Alfred Montero dresse un portrait optimiste de l’évolution économique et politique du Brésil depuis le retour de la démocratie en 1985. Le découpage thématique de l’ouvrage permet de mieux appréhender les défis que la première économie latino-américaine a commencé à relever.
Son premier axe porte sur l’évolution de la gouvernance. Sont soulignés l’enracinement progressif de la démocratie et la convergence idéologique gauche-droite. Cette dernière serait liée à l’accroissement, dans les années 1990, du nombre de maires issus du Parti des travailleurs. Confrontés aux réalités économiques et politiques, ceux-ci se sont partiellement recentrés, au point que leur porte-drapeau « Lula » – Luiz Inácio Lula da Silva –, annonçait en pleine campagne présidentielle de 2002 sa volonté de s’inscrire dans la continuité du président Cardoso. Montero pointe pourtant les faiblesses politiques et institutionnelles de la démocratie brésilienne (clientélisme, corruption, violence, préjugés raciaux) et en explique les causes : manque de moyens du système judiciaire, pouvoir limité des commissions parlementaires, faible adhésion des citoyens aux valeurs politiques ou aux idéologies, relative indifférence aux problèmes de corruption et défiance à l’égard des institutions.

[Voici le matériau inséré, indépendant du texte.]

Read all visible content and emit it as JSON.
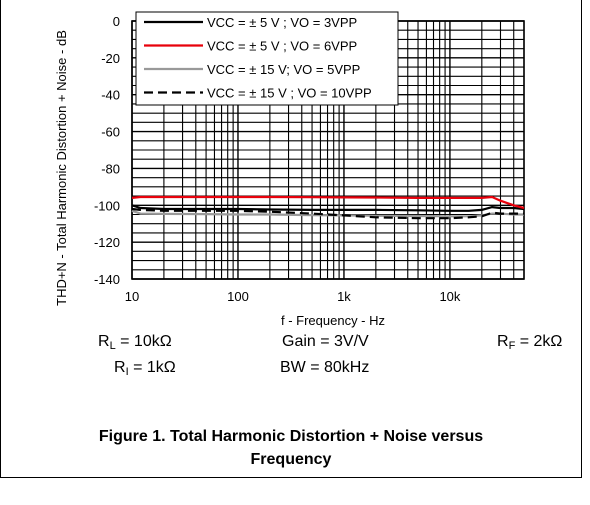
{
  "chart_data": {
    "type": "line",
    "title": "",
    "xlabel": "f - Frequency - Hz",
    "ylabel": "THD+N - Total Harmonic Distortion + Noise - dB",
    "xscale": "log",
    "xlim": [
      10,
      50000
    ],
    "ylim": [
      -140,
      0
    ],
    "xticks": [
      10,
      100,
      1000,
      10000
    ],
    "xtick_labels": [
      "10",
      "100",
      "1k",
      "10k"
    ],
    "yticks": [
      0,
      -20,
      -40,
      -60,
      -80,
      -100,
      -120,
      -140
    ],
    "ytick_labels": [
      "0",
      "-20",
      "-40",
      "-60",
      "-80",
      "-100",
      "-120",
      "-140"
    ],
    "grid": true,
    "legend_position": "top-left",
    "series": [
      {
        "name": "VCC = ± 5 V ; VO = 3VPP",
        "color": "#000000",
        "dash": "solid",
        "x": [
          10,
          12,
          20,
          50,
          100,
          200,
          500,
          1000,
          2000,
          5000,
          10000,
          15000,
          20000,
          25000,
          30000,
          40000,
          50000
        ],
        "y": [
          -100,
          -101.5,
          -102,
          -102,
          -102,
          -102.3,
          -102.5,
          -102.5,
          -102.5,
          -102.7,
          -103,
          -103,
          -102.5,
          -101,
          -101.5,
          -101.5,
          -102
        ]
      },
      {
        "name": "VCC = ± 5 V ; VO = 6VPP",
        "color": "#e8000b",
        "dash": "solid",
        "x": [
          10,
          12,
          20,
          50,
          100,
          200,
          500,
          1000,
          2000,
          5000,
          10000,
          15000,
          20000,
          25000,
          30000,
          40000,
          50000
        ],
        "y": [
          -96,
          -95.5,
          -95.5,
          -95.5,
          -95.5,
          -95.5,
          -95.6,
          -95.7,
          -95.8,
          -96,
          -96,
          -96,
          -96,
          -95.5,
          -97.5,
          -100,
          -101.5
        ]
      },
      {
        "name": "VCC = ± 15 V; VO = 5VPP",
        "color": "#999999",
        "dash": "solid",
        "x": [
          10,
          12,
          20,
          50,
          100,
          200,
          500,
          1000,
          2000,
          5000,
          10000,
          15000,
          20000,
          25000,
          30000,
          40000,
          50000
        ],
        "y": [
          -103,
          -104.5,
          -104.7,
          -104.8,
          -105,
          -105,
          -105.3,
          -105.5,
          -105.7,
          -105.8,
          -106,
          -106,
          -105.5,
          -104.5,
          -104.5,
          -105,
          -105
        ]
      },
      {
        "name": "VCC = ± 15 V ; VO = 10VPP",
        "color": "#000000",
        "dash": "dashed",
        "x": [
          10,
          12,
          20,
          50,
          100,
          200,
          500,
          1000,
          2000,
          5000,
          10000,
          15000,
          20000,
          25000,
          30000,
          40000,
          50000
        ],
        "y": [
          -102,
          -102.5,
          -103,
          -103,
          -103,
          -103.5,
          -104.5,
          -105.5,
          -106.5,
          -107,
          -107,
          -106.5,
          -106,
          -104,
          -104.5,
          -104.5,
          -104.5
        ]
      }
    ]
  },
  "params": {
    "rl_main": "R",
    "rl_sub": "L",
    "rl_val": " = 10kΩ",
    "ri_main": "R",
    "ri_sub": "I",
    "ri_val": " = 1kΩ",
    "gain": "Gain = 3V/V",
    "bw": "BW = 80kHz",
    "rf_main": "R",
    "rf_sub": "F",
    "rf_val": " = 2kΩ"
  },
  "caption": {
    "line1": "Figure 1. Total Harmonic Distortion + Noise versus",
    "line2": "Frequency"
  }
}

Le deuxième axe de l’ouvrage est consacré à l’économie. L’auteur défend la thèse de la relative continuité des politiques menées depuis l’après-guerre. Certes, il rappelle que, sous l’impulsion des présidents Collor, Franco et Cardoso, le pays a engagé une libéralisation financière et commerciale puis, sous l’ère Lula da Silva, a fait de l’innovation et de la compétitivité ses priorités. Mais il montre surtout que la stratégie néodéveloppementaliste teintée d’un fort interventionnisme étatique, suivie par le Brésil depuis deux décennies, doit en partie son succès à des institutions préexistantes (tels la Banque nationale pour le développement économique et social ou le Fonds national pour le développement scientifique et technologique). Par ailleurs, les secteurs privilégiés aujourd’hui sont sensiblement les mêmes qu’à l’époque de l’industrialisation par substitution aux importations : énergie, infra-structures, télécommunications. Les résultats sont concluants : au cours de la dernière décennie, le ratio dette publique sur produit intérieur brut (PIB) a été réduit et l’inflation maîtrisée ; la croissance a été soutenue ; le taux de pauvreté a chuté de 35 % à 21 % ; plusieurs millions de travailleurs ont basculé du secteur informel vers le secteur formel. Toutefois, des inégalités persistent en matière d’accès à la santé, et la qualité de l’enseignement demeure médiocre.
Le dernier axe développé est celui de la politique étrangère. Montero considère que le Brésil n’a ni la volonté, ni la capacité militaire et financière de jouer un rôle majeur sur la scène diplomatique. Pour lui, les différences entre Fernando Henrique Cardoso (plus tourné vers l’Europe) et Lula da Silva (vers le dialogue Sud-Sud) ne furent que rhétoriques, ou médiatiques. La politique extérieure brésilienne, de Cardoso à Dilma Rousseff, semble surtout mue par les intérêts économiques et commerciaux, ce qui conduit Brasilia à entretenir des relations cordiales aussi bien avec le Venezuela qu’avec les États-Unis.
Ce livre ravira les politistes souhaitant évaluer forces et faiblesses de ce que Montero nomme le « nouveau Brésil ». Il convainc le lecteur que le succès du pays depuis 10 ans n’est pas seulement dû au boom des matières premières. Un bémol cependant : l’auteur n’analyse pas assez le changement de paradigme que constitue la reglobalisation financière des années 1990, et sous-estime du coup le risque de fuite de capitaux et la fragilité financière et monétaire du pays.